Des découvertes archéologiques inattendues à Vienne révèlent des secrets sur l’époque romaine. Une tombe datant d’environ 2000 ans témoigne d’une défaite militaire romaine contre les tribus germaniques. Cette découverte offre un aperçu unique de la vie des soldats et des conséquences de cette bataille.
- Une fosse commune romaine a été découverte sous un terrain de football à Vienne.
- Elle date probablement de l'époque où l'Empire romain affrontait les tribus germaniques, il y a 2000 ans.
- Les restes humains retrouvés, non brûlés, sont datés entre 80 et 234 après JC.
- Cette découverte offre un aperçu unique du mode de vie et des expériences militaires des soldats romains.
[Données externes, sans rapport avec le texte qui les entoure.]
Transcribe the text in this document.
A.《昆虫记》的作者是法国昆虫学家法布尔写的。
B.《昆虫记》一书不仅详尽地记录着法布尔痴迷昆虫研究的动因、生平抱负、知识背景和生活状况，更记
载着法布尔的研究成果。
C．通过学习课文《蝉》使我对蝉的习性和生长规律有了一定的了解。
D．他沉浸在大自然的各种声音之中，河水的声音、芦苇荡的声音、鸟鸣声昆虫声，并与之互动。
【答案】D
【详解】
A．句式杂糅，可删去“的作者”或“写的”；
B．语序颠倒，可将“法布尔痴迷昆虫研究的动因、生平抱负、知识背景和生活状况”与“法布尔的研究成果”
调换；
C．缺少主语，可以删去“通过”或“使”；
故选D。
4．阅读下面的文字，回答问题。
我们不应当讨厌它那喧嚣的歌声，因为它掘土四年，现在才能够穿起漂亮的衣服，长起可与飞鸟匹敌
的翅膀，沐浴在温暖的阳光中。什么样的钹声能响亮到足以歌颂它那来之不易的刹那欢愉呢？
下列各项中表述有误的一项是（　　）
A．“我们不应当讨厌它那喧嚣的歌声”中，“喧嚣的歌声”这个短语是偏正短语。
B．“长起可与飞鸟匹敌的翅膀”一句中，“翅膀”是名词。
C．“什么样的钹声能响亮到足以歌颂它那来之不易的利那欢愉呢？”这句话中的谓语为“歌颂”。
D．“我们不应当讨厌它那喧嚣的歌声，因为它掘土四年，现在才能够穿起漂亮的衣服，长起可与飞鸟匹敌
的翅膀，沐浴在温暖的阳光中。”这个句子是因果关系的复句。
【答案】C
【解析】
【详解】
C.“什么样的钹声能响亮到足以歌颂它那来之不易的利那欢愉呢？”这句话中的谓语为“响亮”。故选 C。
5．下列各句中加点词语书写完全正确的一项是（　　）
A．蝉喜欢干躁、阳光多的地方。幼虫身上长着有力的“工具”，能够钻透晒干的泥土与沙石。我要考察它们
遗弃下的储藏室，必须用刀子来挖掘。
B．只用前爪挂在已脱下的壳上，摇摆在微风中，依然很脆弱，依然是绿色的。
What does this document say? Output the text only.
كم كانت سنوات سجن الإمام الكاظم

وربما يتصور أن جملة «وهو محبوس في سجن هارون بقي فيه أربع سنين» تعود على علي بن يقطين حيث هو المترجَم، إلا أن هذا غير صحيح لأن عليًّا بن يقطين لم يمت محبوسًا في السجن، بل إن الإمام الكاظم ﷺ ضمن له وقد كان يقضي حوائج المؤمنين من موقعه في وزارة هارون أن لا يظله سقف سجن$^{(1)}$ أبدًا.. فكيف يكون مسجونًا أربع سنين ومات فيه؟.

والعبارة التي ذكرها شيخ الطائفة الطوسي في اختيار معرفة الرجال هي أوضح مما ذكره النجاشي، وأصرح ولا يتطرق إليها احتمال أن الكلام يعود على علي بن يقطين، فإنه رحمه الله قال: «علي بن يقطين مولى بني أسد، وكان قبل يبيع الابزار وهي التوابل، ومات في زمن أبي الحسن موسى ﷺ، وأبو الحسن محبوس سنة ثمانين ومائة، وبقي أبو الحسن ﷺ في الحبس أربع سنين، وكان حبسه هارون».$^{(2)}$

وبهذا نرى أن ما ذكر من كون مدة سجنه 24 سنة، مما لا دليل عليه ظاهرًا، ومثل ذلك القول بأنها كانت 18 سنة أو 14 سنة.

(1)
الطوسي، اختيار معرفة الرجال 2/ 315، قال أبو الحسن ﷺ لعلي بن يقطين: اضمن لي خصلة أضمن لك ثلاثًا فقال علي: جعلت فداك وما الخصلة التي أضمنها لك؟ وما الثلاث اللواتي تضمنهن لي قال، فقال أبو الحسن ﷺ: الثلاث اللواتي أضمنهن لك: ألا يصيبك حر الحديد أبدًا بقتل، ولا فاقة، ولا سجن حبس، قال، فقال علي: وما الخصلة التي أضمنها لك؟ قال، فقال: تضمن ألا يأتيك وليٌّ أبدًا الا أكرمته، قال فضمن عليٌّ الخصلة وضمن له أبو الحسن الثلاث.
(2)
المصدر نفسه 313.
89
Une tombe romaine révélée sous un terrain de football à Vienne, datant probablement d’une époque où l’Empire romain affrontait les tribus germaniques, il y a près de 2000 ans, a été mise au jour sous un terrain de football dans un quartier de Vienne, près du Danube. La découverte, réalisée en octobre lors de travaux de rénovation par une entreprise de construction, a été confirmée par le musée local. Cette tombe fait état d’un « événement militaire catastrophique », impliquant une possible défaite cuisante des troupes romaines qui se seraient ensuite repliées rapidement.
Des éléments matériels confirment la datation entre 80 et 234 après JC. La datation au radiocarbone a permis d’identifier l’époque des restes humains retrouvés dans la sépulture entre 80 et 234 après JC, période marquée par les règnes variés d’au moins douze empereurs, dont Domitien et Trajan. L’analyse d’un poignard en fer, des points de lance et même la pièce d’un casque a conforté cette datation. Les squelettes ont également livré un indice majeur : la présence d’onyx issus des « Caligae », ces célèbres sandales militaires romaines. L’absence fréquente de restes humains non brûlés à cette époque rend cette découverte particulièrement précieuse selon les experts.
Un aperçu rare sur le mode de vie des soldats romains. « Pour toute l’Europe centrale depuis le premier siècle, nous n’avons pas eu accès à ces restes humains non brûlés », explique Michaela Binder, anthropologue principale du projet. Elle souligne que cet exemple présente une opportunité unique pour comprendre le quotidien des soldats ainsi que leurs expériences militaires. Le traitement rituel associé aux sépultures militaires et leur crémation associée jusqu’au IIIe siècle font que ce type de découverte est exceptionnellement rare.
Des indices évoquent une rencontre violente avec les Germains. Martin Mosser, archéologue urbain à Vienne ayant travaillé sur le site, partage son sentiment face au contexte historique fourni par ces découvertes : « La nature indigne du lieu ainsi que les blessures mortelles trouvées suggèrent un affrontement militaire désastreux suivi éventuellement d’une retraite rapide ». Ce constat fait écho aux récits historiques concernant les conflits entre Romains et Germains à la fin du premier siècle sur les frontières impériales. Les corps retrouvés pourraient soulever la question fondamentale sur l’histoire régionale naissante autour du site actuel moderne qu’est Vienne.
L’analyse continue pourrait enrichir notre connaissance historique. Jusqu’à présent, les archéologues ont identifié au moins 129 personnes, mais ce chiffre pourrait grimper à plus de 150 car certains os étaient mêlés. Tous paraissent être des hommes jeunes âgés principalement entre 20 et 30 ans, souvent marqués par des blessures graves indiquant qu’ils sont morts au combat plutôt qu’exécutés. David Potter, professeur spécialiste en histoire grecque et romaine mais non engagé dans cette recherche, déclare : « Ce cas reflète sans doute une autre défaite romaine ». Il cite également comment ces corps rappellent ceux enterrés suite aux désastres subis lors de battues antérieures telles que celle forestière avec Teutoburg en 9 après JC. Enfin, Martin Mosser conclut avec réflexion personnelle : « On pense inévitablement aux guerres horribles passées tout comme celles qui sont encore présentes aujourd’hui » soulignant ainsi le caractère cyclique tragique célèbre dans notre histoire humaine collective.